Una mujer realiza en promedio 7 idas y vueltas antes de abandonar definitivamente el hogar conyugal. Así que cuando es el momento adecuado, puede que ni siquiera lo sepa. Generalmente se va con lo estrictamente necesario.
Por eso Une voix pour elles propone ofrecerles ayuda logística que se manifiesta en mudanzas para recuperar sus efectos personales y los de sus hijos, para que estas mujeres no tengan que regresar al hogar conyugal y, por lo tanto, arriesgarse a quedarse allí.
Las mudanzas se realizan con la colaboración de otras asociaciones que apoyan a mujeres víctimas de violencia de pareja.
A veces, cuando no es posible recuperar las pertenencias, la asociación les proporciona kits personalizados de higiene, de puericultura, de ropa y de alimentos. También les encuentra muebles y electrodomésticos.

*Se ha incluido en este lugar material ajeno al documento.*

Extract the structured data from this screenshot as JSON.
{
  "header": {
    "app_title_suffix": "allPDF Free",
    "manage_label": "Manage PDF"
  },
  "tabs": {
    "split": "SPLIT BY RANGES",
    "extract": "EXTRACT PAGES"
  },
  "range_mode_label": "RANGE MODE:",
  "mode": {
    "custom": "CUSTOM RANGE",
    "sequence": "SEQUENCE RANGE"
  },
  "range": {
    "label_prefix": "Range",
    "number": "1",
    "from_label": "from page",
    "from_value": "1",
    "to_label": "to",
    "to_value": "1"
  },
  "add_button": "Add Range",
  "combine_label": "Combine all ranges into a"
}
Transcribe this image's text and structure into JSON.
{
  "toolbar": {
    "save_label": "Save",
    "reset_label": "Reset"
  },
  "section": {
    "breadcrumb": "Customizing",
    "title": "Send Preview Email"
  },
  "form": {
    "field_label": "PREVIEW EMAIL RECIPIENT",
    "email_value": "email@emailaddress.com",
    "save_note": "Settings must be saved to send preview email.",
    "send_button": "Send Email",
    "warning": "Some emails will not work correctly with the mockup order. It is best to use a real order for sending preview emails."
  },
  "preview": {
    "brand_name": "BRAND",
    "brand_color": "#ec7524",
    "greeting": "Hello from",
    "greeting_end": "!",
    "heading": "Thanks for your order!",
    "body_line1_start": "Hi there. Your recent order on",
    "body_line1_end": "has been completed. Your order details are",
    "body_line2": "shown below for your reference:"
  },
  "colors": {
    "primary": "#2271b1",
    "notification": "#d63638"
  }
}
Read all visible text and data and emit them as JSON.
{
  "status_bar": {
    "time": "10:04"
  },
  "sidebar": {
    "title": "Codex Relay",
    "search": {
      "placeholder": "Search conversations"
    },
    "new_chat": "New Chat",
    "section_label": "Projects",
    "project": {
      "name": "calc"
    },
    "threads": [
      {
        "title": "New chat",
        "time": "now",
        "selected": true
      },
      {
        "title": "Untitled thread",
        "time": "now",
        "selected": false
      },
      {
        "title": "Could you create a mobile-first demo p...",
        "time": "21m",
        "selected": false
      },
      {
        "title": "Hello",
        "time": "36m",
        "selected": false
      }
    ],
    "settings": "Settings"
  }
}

“Hemos identificado un eslabón perdido en el acompañamiento de las mujeres, que no existía antes de 2020, así que decidimos crearlo”, cuenta Loëtitia Mas.
Una reapropiación material que permite retomar el control de su vida. "Las mujeres víctimas de violencia de pareja creen que no son capaces de nada sin su pareja o esposo. Así se dan cuenta de que sí lo son. Eso permite tener un nuevo impulso”, precisa la fundadora de Une voix pour elles.
“Apoyar a la víctima, que el autor vea concretamente que ella está acompañada, respaldada, también permite que la vergüenza cambie de bando. Es una señal fuerte”, concluye Loëtitia Mas.